Just put Luna to sleep for her nap. She fell asleep in my arms, which is one of the best things in the world. We love each other so much. So wonderful to feel that, to know it and not question, to just revel in it. I stare at her for a while before I walk her to her bed. And lay her down to sleep by herself for a little while. So beautiful. Hard to walk away. Each day is so precious. And she is changing and getting so tall and saying so much.
I look at Otto's pictures on the windowsill as she is sleeping in my arms and feel my love for him, our boy. Accepting our big love for him, out in the open, telling people openly, "no, don't be sorry that you asked if she has an older sibling, because I like to talk about him." I love him, still love him, and I am so happy to talk about my son too. Luna knows him.

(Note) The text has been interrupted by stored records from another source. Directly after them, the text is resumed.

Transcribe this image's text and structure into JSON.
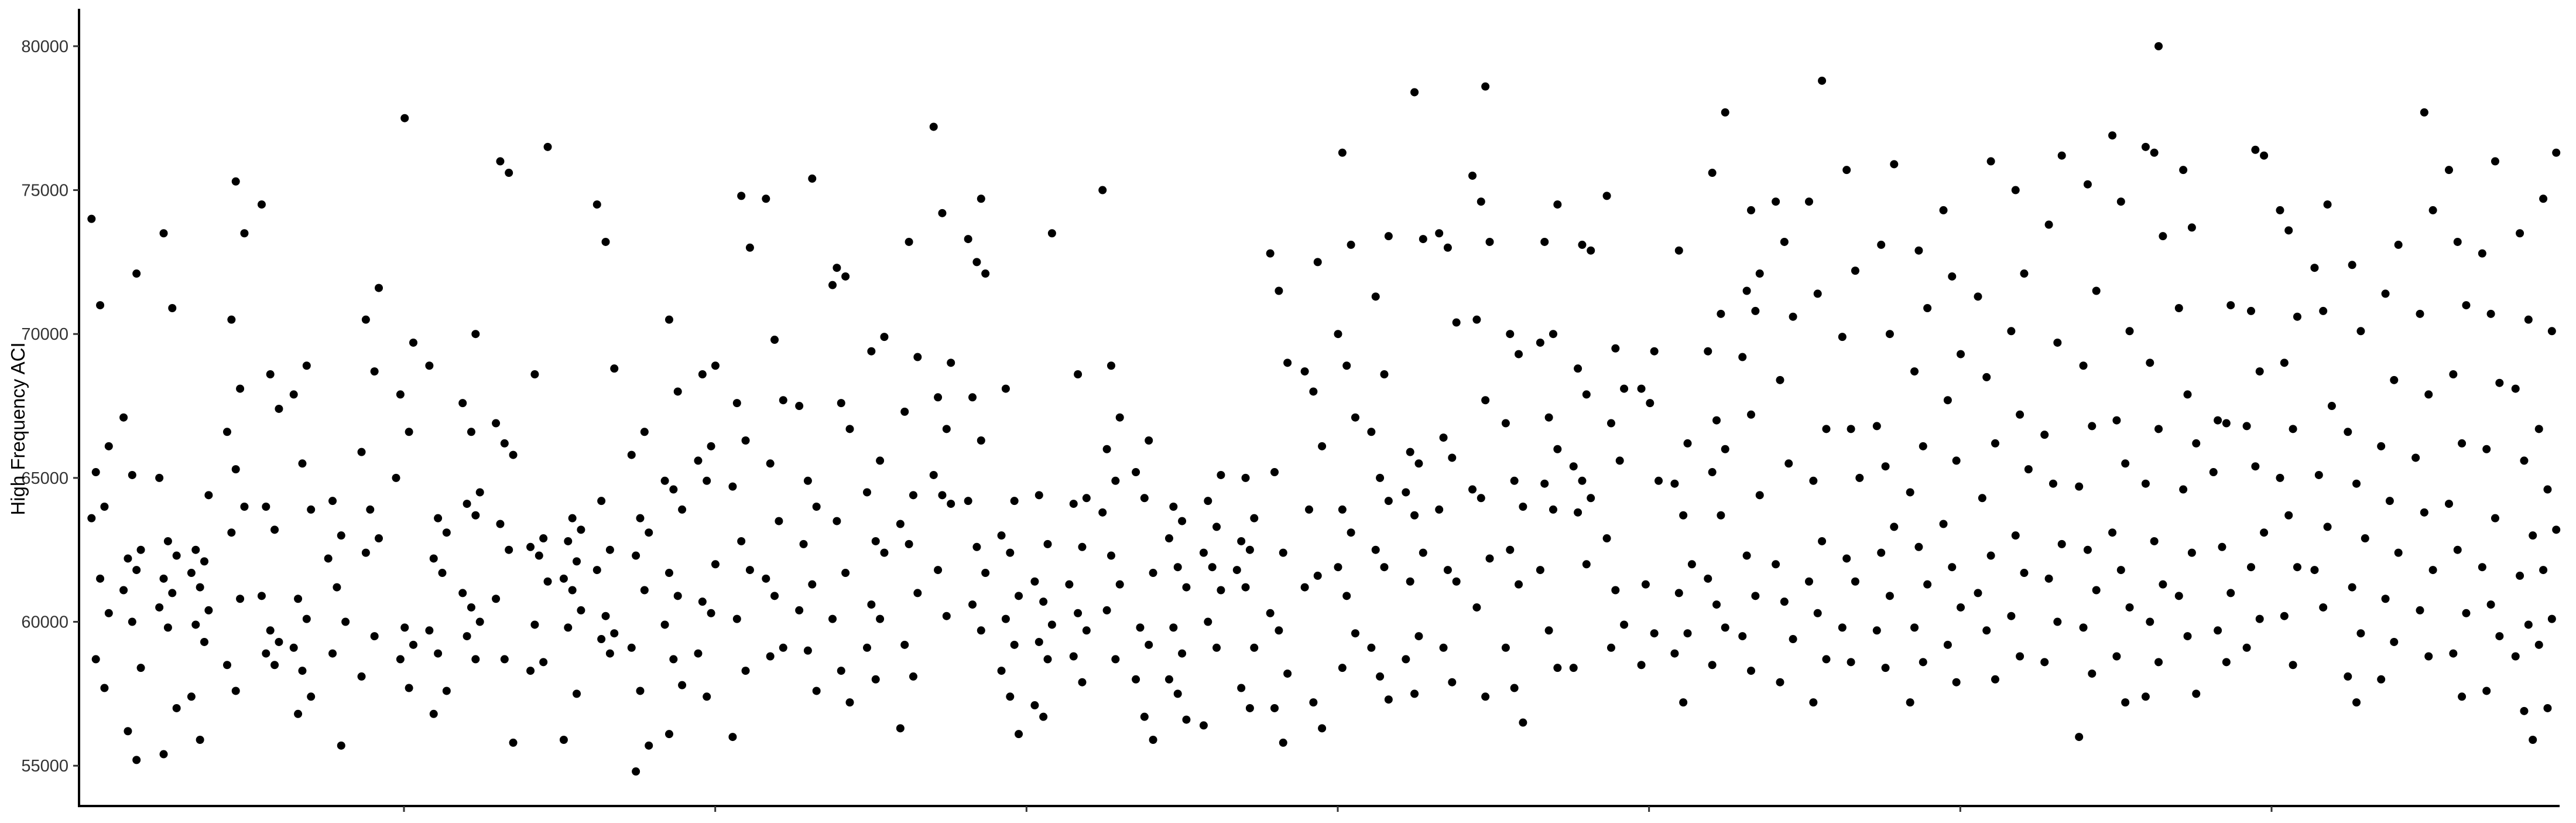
{
  "chart_data": {
    "type": "scatter",
    "title": "",
    "xlabel": "",
    "ylabel": "High Frequency ACI",
    "ylim": [
      53600,
      81300
    ],
    "y_ticks": [
      55000,
      60000,
      65000,
      70000,
      75000,
      80000
    ],
    "y_tick_labels": [
      "55000",
      "60000",
      "65000",
      "70000",
      "75000",
      "80000"
    ],
    "xlim": [
      0,
      1
    ],
    "x_tick_count": 7,
    "x_tick_labels": [],
    "grid": false,
    "legend": "none",
    "point_color": "#000000",
    "x_groups": [
      0.005,
      0.018,
      0.0325,
      0.0455,
      0.06,
      0.074,
      0.087,
      0.101,
      0.1145,
      0.1285,
      0.142,
      0.1555,
      0.169,
      0.183,
      0.1965,
      0.21,
      0.224,
      0.2375,
      0.251,
      0.265,
      0.2785,
      0.292,
      0.3055,
      0.3195,
      0.333,
      0.3465,
      0.3605,
      0.374,
      0.3875,
      0.4015,
      0.415,
      0.4285,
      0.442,
      0.456,
      0.4695,
      0.483,
      0.497,
      0.5105,
      0.524,
      0.538,
      0.5515,
      0.565,
      0.5785,
      0.5925,
      0.606,
      0.6195,
      0.6335,
      0.647,
      0.6605,
      0.6745,
      0.688,
      0.7015,
      0.715,
      0.729,
      0.7425,
      0.756,
      0.77,
      0.7835,
      0.797,
      0.811,
      0.8245,
      0.838,
      0.8515,
      0.8655,
      0.879,
      0.8925,
      0.9065,
      0.92,
      0.9335,
      0.9475,
      0.961,
      0.9745,
      0.988,
      0.9975
    ],
    "jitter": 0.0035,
    "group_values": [
      [
        74000,
        71000,
        66100,
        65200,
        64000,
        63600,
        61500,
        60300,
        58700,
        57700
      ],
      [
        72100,
        67100,
        65100,
        62500,
        62200,
        61800,
        61100,
        60000,
        58400,
        56200,
        55200
      ],
      [
        73500,
        70900,
        65000,
        62800,
        62300,
        61500,
        61000,
        60500,
        59800,
        57000,
        55400
      ],
      [
        64400,
        62500,
        62100,
        61700,
        61200,
        60400,
        59900,
        59300,
        57400,
        55900
      ],
      [
        75300,
        73500,
        70500,
        68100,
        66600,
        65300,
        64000,
        63100,
        60800,
        58500,
        57600
      ],
      [
        74500,
        68600,
        67400,
        64000,
        63200,
        60900,
        59700,
        59300,
        58900,
        58500
      ],
      [
        68900,
        67900,
        65500,
        63900,
        60800,
        60100,
        59100,
        58300,
        57400,
        56800
      ],
      [
        64200,
        63000,
        62200,
        61200,
        60000,
        58900,
        55700
      ],
      [
        71600,
        70500,
        68700,
        65900,
        63900,
        62900,
        62400,
        59500,
        58100
      ],
      [
        77500,
        69700,
        67900,
        66600,
        65000,
        59800,
        59200,
        58700,
        57700
      ],
      [
        68900,
        63600,
        63100,
        62200,
        61700,
        59700,
        58900,
        57600,
        56800
      ],
      [
        70000,
        67600,
        66600,
        64500,
        64100,
        63700,
        61000,
        60500,
        60000,
        59500,
        58700
      ],
      [
        76000,
        75600,
        66900,
        66200,
        65800,
        63400,
        62500,
        60800,
        58700,
        55800
      ],
      [
        76500,
        68600,
        62900,
        62600,
        62300,
        61400,
        59900,
        58600,
        58300
      ],
      [
        63600,
        63200,
        62800,
        62100,
        61500,
        61100,
        60400,
        59800,
        57500,
        55900
      ],
      [
        74500,
        73200,
        68800,
        64200,
        62500,
        61800,
        60200,
        59600,
        59400,
        58900
      ],
      [
        66600,
        65800,
        63600,
        63100,
        62300,
        61100,
        59100,
        57600,
        55700,
        54800
      ],
      [
        70500,
        68000,
        64900,
        64600,
        63900,
        61700,
        60900,
        59900,
        58700,
        57800,
        56100
      ],
      [
        68900,
        68600,
        66100,
        65600,
        64900,
        62000,
        60700,
        60300,
        58900,
        57400
      ],
      [
        74800,
        73000,
        67600,
        66300,
        64700,
        62800,
        61800,
        60100,
        58300,
        56000
      ],
      [
        74700,
        69800,
        67700,
        65500,
        63500,
        61500,
        60900,
        59100,
        58800
      ],
      [
        75400,
        67500,
        64900,
        64000,
        62700,
        61300,
        60400,
        59000,
        57600
      ],
      [
        72300,
        72000,
        71700,
        67600,
        66700,
        63500,
        61700,
        60100,
        58300,
        57200
      ],
      [
        69900,
        69400,
        65600,
        64500,
        62800,
        62400,
        60600,
        60100,
        59100,
        58000
      ],
      [
        73200,
        69200,
        67300,
        64400,
        63400,
        62700,
        61000,
        59200,
        58100,
        56300
      ],
      [
        77200,
        74200,
        69000,
        67800,
        66700,
        65100,
        64400,
        64100,
        61800,
        60200
      ],
      [
        74700,
        73300,
        72500,
        72100,
        67800,
        66300,
        64200,
        62600,
        61700,
        60600,
        59700
      ],
      [
        68100,
        64200,
        63000,
        62400,
        60900,
        60100,
        59200,
        58300,
        57400,
        56100
      ],
      [
        73500,
        64400,
        62700,
        61400,
        60700,
        59900,
        59300,
        58700,
        57100,
        56700
      ],
      [
        68600,
        64300,
        64100,
        62600,
        61300,
        60300,
        59700,
        58800,
        57900
      ],
      [
        75000,
        68900,
        67100,
        66000,
        64900,
        63800,
        62300,
        61300,
        60400,
        58700
      ],
      [
        66300,
        65200,
        64300,
        61700,
        59800,
        59200,
        58000,
        56700,
        55900
      ],
      [
        64000,
        63500,
        62900,
        61900,
        61200,
        59800,
        58900,
        58000,
        57500,
        56600
      ],
      [
        65100,
        64200,
        63300,
        62400,
        61900,
        61100,
        60000,
        59100,
        56400
      ],
      [
        65000,
        63600,
        62800,
        62500,
        61800,
        61200,
        59100,
        57700,
        57000
      ],
      [
        72800,
        71500,
        69000,
        65200,
        62400,
        60300,
        59700,
        58200,
        57000,
        55800
      ],
      [
        72500,
        68700,
        68000,
        66100,
        63900,
        61600,
        61200,
        57200,
        56300
      ],
      [
        76300,
        73100,
        70000,
        68900,
        67100,
        63900,
        63100,
        61900,
        60900,
        59600,
        58400
      ],
      [
        73400,
        71300,
        68600,
        66600,
        65000,
        64200,
        62500,
        61900,
        59100,
        58100,
        57300
      ],
      [
        78400,
        73300,
        65900,
        65500,
        64500,
        63700,
        62400,
        61400,
        59500,
        58700,
        57500
      ],
      [
        73500,
        73000,
        70400,
        66400,
        65700,
        63900,
        61800,
        61400,
        59100,
        57900
      ],
      [
        78600,
        75500,
        74600,
        73200,
        70500,
        67700,
        64600,
        64300,
        62200,
        60500,
        57400
      ],
      [
        70000,
        69300,
        66900,
        64900,
        64000,
        62500,
        61300,
        59100,
        57700,
        56500
      ],
      [
        74500,
        73200,
        70000,
        69700,
        67100,
        66000,
        64800,
        63900,
        61800,
        59700,
        58400
      ],
      [
        73100,
        72900,
        68800,
        67900,
        65400,
        64900,
        64300,
        63800,
        62000,
        58400
      ],
      [
        74800,
        69500,
        68100,
        66900,
        65600,
        62900,
        61100,
        59900,
        59100
      ],
      [
        69400,
        68100,
        67600,
        64900,
        61300,
        59600,
        58500
      ],
      [
        72900,
        66200,
        64800,
        63700,
        62000,
        61000,
        59600,
        58900,
        57200
      ],
      [
        77700,
        75600,
        70700,
        69400,
        67000,
        66000,
        65200,
        63700,
        61500,
        60600,
        59800,
        58500
      ],
      [
        74300,
        72100,
        71500,
        70800,
        69200,
        67200,
        64400,
        62300,
        60900,
        59500,
        58300
      ],
      [
        74600,
        73200,
        70600,
        68400,
        65500,
        62000,
        60700,
        59400,
        57900
      ],
      [
        78800,
        74600,
        71400,
        66700,
        64900,
        62800,
        61400,
        60300,
        58700,
        57200
      ],
      [
        75700,
        72200,
        69900,
        66700,
        65000,
        62200,
        61400,
        59800,
        58600
      ],
      [
        75900,
        73100,
        70000,
        66800,
        65400,
        63300,
        62400,
        60900,
        59700,
        58400
      ],
      [
        72900,
        70900,
        68700,
        66100,
        64500,
        62600,
        61300,
        59800,
        58600,
        57200
      ],
      [
        74300,
        72000,
        69300,
        67700,
        65600,
        63400,
        61900,
        60500,
        59200,
        57900
      ],
      [
        76000,
        71300,
        68500,
        66200,
        64300,
        62300,
        61000,
        59700,
        58000
      ],
      [
        75000,
        72100,
        70100,
        67200,
        65300,
        63000,
        61700,
        60200,
        58800
      ],
      [
        76200,
        73800,
        69700,
        66500,
        64800,
        62700,
        61500,
        60000,
        58600
      ],
      [
        75200,
        71500,
        68900,
        66800,
        64700,
        62500,
        61100,
        59800,
        58200,
        56000
      ],
      [
        76900,
        74600,
        70100,
        67000,
        65500,
        63100,
        61800,
        60500,
        58800,
        57200
      ],
      [
        80000,
        76500,
        76300,
        73400,
        69000,
        66700,
        64800,
        62800,
        61300,
        60000,
        58600,
        57400
      ],
      [
        75700,
        73700,
        70900,
        67900,
        66200,
        64600,
        62400,
        60900,
        59500,
        57500
      ],
      [
        71000,
        67000,
        66900,
        65200,
        62600,
        61000,
        59700,
        58600
      ],
      [
        76400,
        76200,
        70800,
        68700,
        66800,
        65400,
        63100,
        61900,
        60100,
        59100
      ],
      [
        74300,
        73600,
        70600,
        69000,
        66700,
        65000,
        63700,
        61900,
        60200,
        58500
      ],
      [
        74500,
        72300,
        70800,
        67500,
        65100,
        63300,
        61800,
        60500
      ],
      [
        72400,
        70100,
        66600,
        64800,
        62900,
        61200,
        59600,
        58100,
        57200
      ],
      [
        73100,
        71400,
        68400,
        66100,
        64200,
        62400,
        60800,
        59300,
        58000
      ],
      [
        77700,
        74300,
        70700,
        67900,
        65700,
        63800,
        61800,
        60400,
        58800
      ],
      [
        75700,
        73200,
        71000,
        68600,
        66200,
        64100,
        62500,
        60300,
        58900,
        57400
      ],
      [
        76000,
        72800,
        70700,
        68300,
        66000,
        63600,
        61900,
        60600,
        59500,
        57600
      ],
      [
        73500,
        70500,
        68100,
        65600,
        63000,
        61600,
        59900,
        58800,
        56900,
        55900
      ],
      [
        76300,
        74700,
        70100,
        66700,
        64600,
        63200,
        61800,
        60100,
        59200,
        57000
      ]
    ]
  }
}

We are at an easier place. The heartache doesn't take over everything as it does at first. But the missing is always there, and sometimes comes over bigger. I missed him a lot at Halloween, felt dizzy by seeing all the kids, remembering Halloweens when we were so devastated to be without our child. He is always in my heart, the tenderness that filled me when I got to hold him was something I had never felt so strongly and meltingly before. He gave that to me. He made me a mama. And he gave me the gratefulness I have with Luna, knowing the preciousness of moments, of the love between mama and child, that nothing could ever replace it.
And the moment I just had, hearing the whir of the wall heater in our small house, the spin of the drier, the sunlight coming into the living room between tree branch shadows and the bleeps of the parakeet in the other room as my beautiful girl slept happily in my lap, I said Thank You. Thank you for this perfectly peaceful moment, when all is well. This was my greatest dream and it is here. Thank you.